Heavily damaged by air raids, Bahnhof Kolonnenstraße was closed in 1944 and not reopened after World War II, as the Potsdamer Bahnhof and its Ringbahn subsidiary were more or less completely destroyed and never rebuilt. Before 1950, the switches linking the Ringbahn with the Südringspitzkehre were removed.

Plans for replacing the old Kolonnenstraße station by a new one emerged in the 1980s, after the West-Berlin government took over the running of the S-Bahn in Westberlin. A plan was developed to divert the suburban S-Bahn lines to Lichtenrade and Lichterfelde-Ost from the Papestraße station via the Ring westwards to the corridor containing the Wannseebahn line, the former Berlin-Potsdam-Magdeburg Railway and the Südringspitzkehre and to build an interchange station between Wannseebahn and the diverted suburban line near the location of the old Kolonnenstraße station.
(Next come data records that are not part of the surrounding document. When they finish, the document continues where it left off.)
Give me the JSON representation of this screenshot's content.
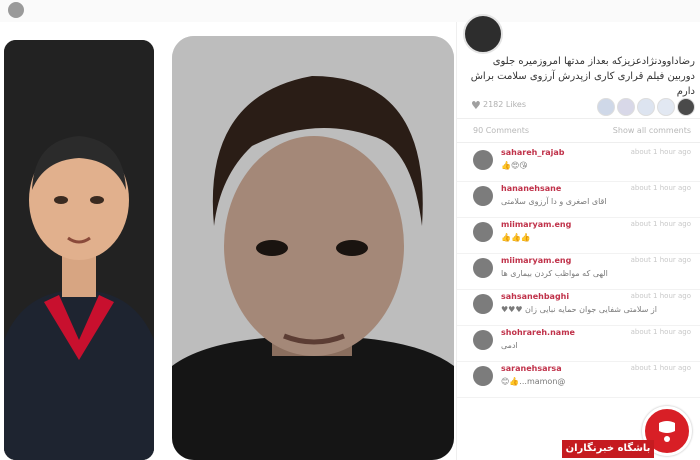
{
  "post": {
    "caption": "رضاداوودنژادعزیزکه بعداز مدتها امروزمیره جلوی دوربین فیلم قراری کاری ازپدرش آرزوی سلامت براش دارم",
    "likes_count": "2182 Likes",
    "comments_count": "90 Comments",
    "show_all": "Show all comments"
  },
  "comments": [
    {
      "user": "sahareh_rajab",
      "time": "about 1 hour ago",
      "text": "😘😍👍"
    },
    {
      "user": "hananehsane",
      "time": "about 1 hour ago",
      "text": "اقای اصغری و دا آرزوی سلامتی"
    },
    {
      "user": "miimaryam.eng",
      "time": "about 1 hour ago",
      "text": "👍👍👍"
    },
    {
      "user": "miimaryam.eng",
      "time": "about 1 hour ago",
      "text": "الهی که مواظب کردن بیماری ها"
    },
    {
      "user": "sahsanehbaghi",
      "time": "about 1 hour ago",
      "text": "از سلامتی شفایی جوان حمایه نبایی زان ♥♥♥"
    },
    {
      "user": "shohrareh.name",
      "time": "about 1 hour ago",
      "text": "ادمی"
    },
    {
      "user": "saranehsarsa",
      "time": "about 1 hour ago",
      "text": "@mamon...👍😊"
    }
  ],
  "badge": {
    "label": "باشگاه خبرنگاران"
  },
  "colors": {
    "username": "#c0324a",
    "badge": "#d81f26"
  }
}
This called for a station with two platforms, the Wannseebahn tracks being served by the inner edges of the two platforms, and the Lichtenrade and Lichterfelde tracks using the outer edges. A competition of architects was called, and in July the design of the Berlin-based architectural office Medenbach was selected. This plan did not come to fruition before two years later the fall of the Berlin wall changed the whole situation. The Lichtenrade and Lichterfelde lines were revitalized in their original places. Nonetheless, the construction of the planned station was begun in 2007, and completed in 2008.

==Overview==
The new station called Julius-Leber-Brücke lies slightly west from the location of the Kolonnenstraße interchange station planned in 1936, because the northern mound of the Wannseebahn tunnel is located further west as originally planned, as explained above. It differs also from the old plan by the two platforms extending both north and south of the eponymous bridge, whereas the old Kolonnenstraße platform(s) were completely north of the then Sedanbrücke; without the planned widening of the bridge, the northbound Ringbahn trains had even to curve around the eastern abutment to reach the eastern platform edge.

The two platforms are accessible from both sides of the Julius-Leber-Brücke, with lifts on the northern side of the bridge.

The outer edges of the two platforms could in future serve for the planned new variant of the North-South-S-Bahn link, being planned and built under the name S21.